Fired up the furnace Friday night to prepare for a trip next weekend and it wasn't working again. A week or so ago I had used my shop vac and air compressor to blow out the lines through the exhaust outlets (per the service manager's suggestion) and that got the furnace working, albeit it seemed to be a bit flaky - kept popping like the flame was going out momentarily.

So, this afternoon I pulled the Outback onto the street and deployed the rear slide to allow access to the sofa and furnace. Took the sofa off, removed all the wires from the furnace and took it out. I took it all apart and found quite a bit of oxidation on the alumnium feed tube for the propane. I removed that tube and the fixture at the top of the heat chamber (?) and took it out. The orifice is only a pin hole and it seemed there was oxidation or debris in it so I cleaned it all out using the shop vac. Put it all back together and the furnace worked like a champ. It fired right up and there was no popping at all.

The moral of the story is, if the furnace is blowing and you're not getting heat, there may be a blockage or partial blockage of the orifice. Last year, I noticed the popping sound quite a bit so this problem may have been with me for a while. The Gilligans are not at all worried about cleaning up installation debris, so who knows what kind of garbage could have gotten into the furnace when it was installed. Witness all the debris under the sofa, in cabinets, wheelwells, etc. If the customer can't see it, they don't bother cleaning it.


----------



## wolfwood (Sep 19, 2005)

Glad you go got it fixed in time for your trip!!


----------



## California Jim (Dec 11, 2003)

Ambitious! And well done


----------



## skippershe (May 22, 2006)

Well done Moosegut








Glad to hear you'll get to stay toasty on your trip


----------



## HootBob (Apr 26, 2004)

So glad to hear you got it straightened out and it's working great for you 
So now you can do some winter camping









Don


----------



## RizFam (Feb 25, 2006)

> The moral of the story is, if the furnace is blowing and you're not getting heat, there may be a blockage or partial blockage of the orifice.

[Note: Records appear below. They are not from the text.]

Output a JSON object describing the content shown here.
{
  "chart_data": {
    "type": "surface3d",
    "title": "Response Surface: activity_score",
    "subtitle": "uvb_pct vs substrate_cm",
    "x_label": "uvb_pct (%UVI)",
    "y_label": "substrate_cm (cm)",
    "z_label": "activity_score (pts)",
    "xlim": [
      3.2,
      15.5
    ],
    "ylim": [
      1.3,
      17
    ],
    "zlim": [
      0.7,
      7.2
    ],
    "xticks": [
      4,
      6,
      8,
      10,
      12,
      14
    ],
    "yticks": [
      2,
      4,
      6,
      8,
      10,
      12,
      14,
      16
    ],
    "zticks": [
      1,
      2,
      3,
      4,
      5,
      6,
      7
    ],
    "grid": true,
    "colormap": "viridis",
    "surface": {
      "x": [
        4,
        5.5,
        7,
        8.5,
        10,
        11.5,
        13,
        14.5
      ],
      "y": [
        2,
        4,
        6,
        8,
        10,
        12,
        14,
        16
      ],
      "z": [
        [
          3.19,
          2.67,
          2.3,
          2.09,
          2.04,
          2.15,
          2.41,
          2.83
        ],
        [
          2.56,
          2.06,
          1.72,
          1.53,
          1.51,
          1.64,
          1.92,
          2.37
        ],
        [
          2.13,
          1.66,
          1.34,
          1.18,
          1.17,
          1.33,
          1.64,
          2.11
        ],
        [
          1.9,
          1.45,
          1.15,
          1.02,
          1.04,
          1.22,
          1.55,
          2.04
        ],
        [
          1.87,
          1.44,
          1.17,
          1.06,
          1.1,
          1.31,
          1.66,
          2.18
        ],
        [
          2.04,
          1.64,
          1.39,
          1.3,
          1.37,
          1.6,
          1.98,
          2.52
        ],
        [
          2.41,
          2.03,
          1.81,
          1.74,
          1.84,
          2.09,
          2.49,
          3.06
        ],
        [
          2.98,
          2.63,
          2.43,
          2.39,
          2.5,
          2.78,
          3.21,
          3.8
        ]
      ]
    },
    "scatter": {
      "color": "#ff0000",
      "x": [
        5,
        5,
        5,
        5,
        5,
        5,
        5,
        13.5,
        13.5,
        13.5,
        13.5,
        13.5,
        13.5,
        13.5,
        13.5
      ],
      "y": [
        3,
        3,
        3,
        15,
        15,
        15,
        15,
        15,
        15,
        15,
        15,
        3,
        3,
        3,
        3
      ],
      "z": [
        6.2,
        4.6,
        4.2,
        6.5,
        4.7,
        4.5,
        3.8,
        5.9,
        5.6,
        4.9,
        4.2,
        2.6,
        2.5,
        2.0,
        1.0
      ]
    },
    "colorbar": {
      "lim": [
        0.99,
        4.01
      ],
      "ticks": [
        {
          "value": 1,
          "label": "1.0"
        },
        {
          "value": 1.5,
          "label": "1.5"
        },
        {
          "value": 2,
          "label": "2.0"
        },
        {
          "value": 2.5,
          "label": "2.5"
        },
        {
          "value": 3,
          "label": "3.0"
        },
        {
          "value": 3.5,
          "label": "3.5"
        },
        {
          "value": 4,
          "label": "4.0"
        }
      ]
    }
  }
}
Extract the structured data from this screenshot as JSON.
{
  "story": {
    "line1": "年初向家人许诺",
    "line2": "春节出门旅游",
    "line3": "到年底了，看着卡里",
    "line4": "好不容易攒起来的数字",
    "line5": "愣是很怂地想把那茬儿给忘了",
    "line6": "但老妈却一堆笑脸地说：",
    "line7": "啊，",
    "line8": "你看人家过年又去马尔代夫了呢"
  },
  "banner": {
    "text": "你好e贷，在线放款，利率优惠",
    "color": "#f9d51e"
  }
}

That happened to us at Otter Lake & it was a lack of Gas problem not a blockage








Problem with a MUCH easier fix ..........









Tami


----------



## Gilligan (Aug 25, 2006)

Moosegut said:


> The Gilligans are not at all worried about cleaning up installation debris, so who knows what kind of garbage could have gotten into the furnace when it was installed. Witness all the debris under the sofa, in cabinets, wheelwells, etc. If the customer can't see it, they don't bother cleaning it.


If you find a half-eaten baloney sandwich, it is mine. I lost it while on my lunch-break.









Gilligan


----------



## PDX_Doug (Nov 16, 2004)

Moosegut,

Glad to hear you got your orifice cleaned out!







That should make camping much more comfortable.









Happy Trails,
Doug

(Hey, somebody had to say it!)


----------



## Scoutr2 (Aug 21, 2006)

That wasn't Gilligan's sandwich in that orifice, was it?


----------



## N7OQ (Jun 10, 2006)

Way to go, and look at all the money you saved doing it yourself.


----------



## Oregon_Camper (Sep 13, 2004)

PDX_Doug said:


> Moosegut,
> 
> Glad to hear you got your orifice cleaned out!
> 
> ...


...and we all wait for you to say it.


----------



## mountainlady56 (Feb 13, 2006)

Moosegut, 
I'm sorry for the problem you had. I'm certainly not gonna make fun of your dilemna or make a joke about it. Personally, I think it's a SHAME that Keystone thinks it's okay to leave trash/debris any and everywhere, especially around FLAMES!!! I also think it's a shame that their dealerships are allowed to make light of situations and not correct them properly. It's their sorryness (sp?) that caused YOU, who paid good money for their product, to have to do all that work, which should have been totally unnecessary!!








I complained that the furnace kept blowing styrofoam beads out of my furnace vents, and there was all kind of trash in them, and it was #6 on the Repair Order. Problem listing: "C/S that there is foam blowing from the furnace vents when turned on". Technician# blank, Cause blank, Solution blank, Bill hours 0!! Does that tell you anything???








Darlene


----------